After graduating, many University alumni also choose to work or pursue graduate education outside the United States.

The University currently has 19 international U.Va. Clubs designed to connect alumni abroad with current students, fellow alumni, parents and friends in their geographic area. The University has active clubs in Canada, Europe, South America, East Asia and the Middle East.

Some clubs, like the U.Va. Club of Singapore, promote the University at local high schools and assist interested applicants. Some alumni also work as host families to support current undergraduates who wish to study or work in Singapore.

College graduate Sophie Syed, president of the U. Va. Club of Singapore, said Singapore is a transient country, but in spite of this the club has over 100 active members who regularly attend and connect with each other at events.

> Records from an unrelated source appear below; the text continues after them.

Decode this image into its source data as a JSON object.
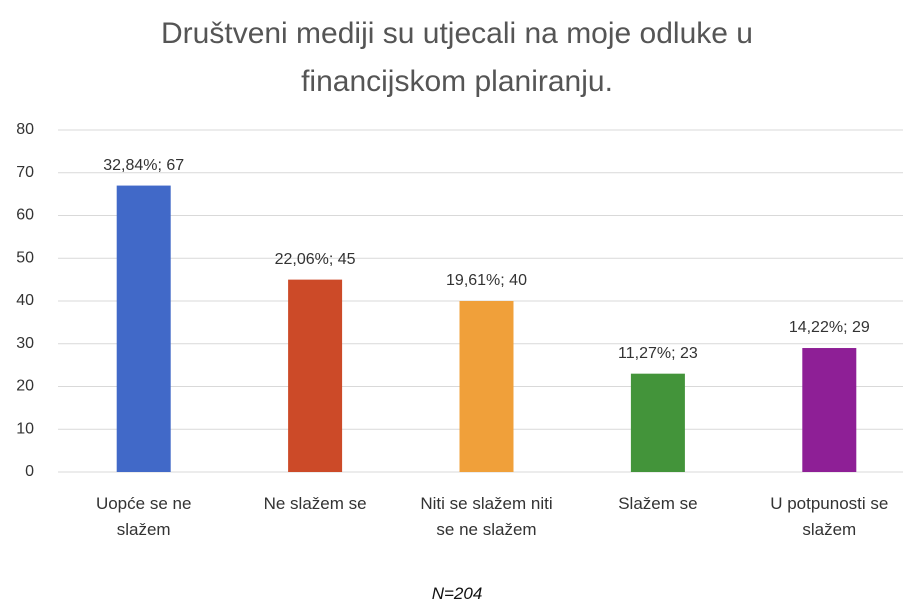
{
  "chart_data": {
    "type": "bar",
    "title": "Društveni mediji su utjecali na moje odluke u financijskom planiranju.",
    "categories": [
      "Uopće se ne slažem",
      "Ne slažem se",
      "Niti se slažem niti se ne slažem",
      "Slažem se",
      "U potpunosti se slažem"
    ],
    "values": [
      67,
      45,
      40,
      23,
      29
    ],
    "value_labels": [
      "32,84%; 67",
      "22,06%; 45",
      "19,61%; 40",
      "11,27%; 23",
      "14,22%; 29"
    ],
    "colors": [
      "#4169c8",
      "#cc4a28",
      "#f0a03a",
      "#43943a",
      "#8e1f96"
    ],
    "ylim": [
      0,
      80
    ],
    "yticks": [
      0,
      10,
      20,
      30,
      40,
      50,
      60,
      70,
      80
    ],
    "grid": true,
    "annotation": "N=204"
  }
}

“We actually have a few pretty large annual events,” Syed said. “We’ve got an annual send-off that is actually hosted by two Wahoos who both went to Darden. This family is actually really well-known within the Singapore community and they've been hosting it for over 20-something years now.”

College graduate Douglas Smith, president of the U.Va. Club of Japan, said his club offers a wide variety of events for its members.

“This Friday, we are doing a bowling event at the American Club followed by dinner,” Smith said. “We do a cherry blossom viewing in the spring and we have done ski events before.”

College graduate Stephen Hartka is the president of the U.Va. Club for France, which has about 150 members located mainly in the Paris area and around 20 members who are regularly active.

The club mainly serves as a social organization which allows alumni to get together a few times a month, although it also organizes events with University professors in Paris and students studying abroad, Hartka said.

“It’s just good to keep in touch every now and then and be able to share some time with people who went to U.Va.,” Hartka said.

Hartka said studying abroad as an undergraduate was one of the major factors which encouraged him to move to France after he received his degree.

“I don’t know if I would have had the courage to go through with it if I hadn't done a year abroad,” Hartka said. “It definitely made it more of a realistic option to move to France.”

During the 2015-16 academic year, 1,775 undergraduate students and 744 graduate students studied abroad in one of the University’s 50 available programs.

Darci Spuck, director of Global Alumni and Friends Engagement at the McIntire School of Commerce, said studying abroad as an undergraduate can change someone’s lens and help them to develop cultural competency.

For employers looking for potential talents in their team, studying abroad would be desirable, Spuck said. The McIntire School of Commerce offers roughly 21 study abroad programs for graduate and undergraduate students.

“If someone studies abroad that means they have probably developed independence and are most likely comfortable with ambiguity,” Spuck said. “They are more likely to accept diversity and difference and tend to be quite curious people.”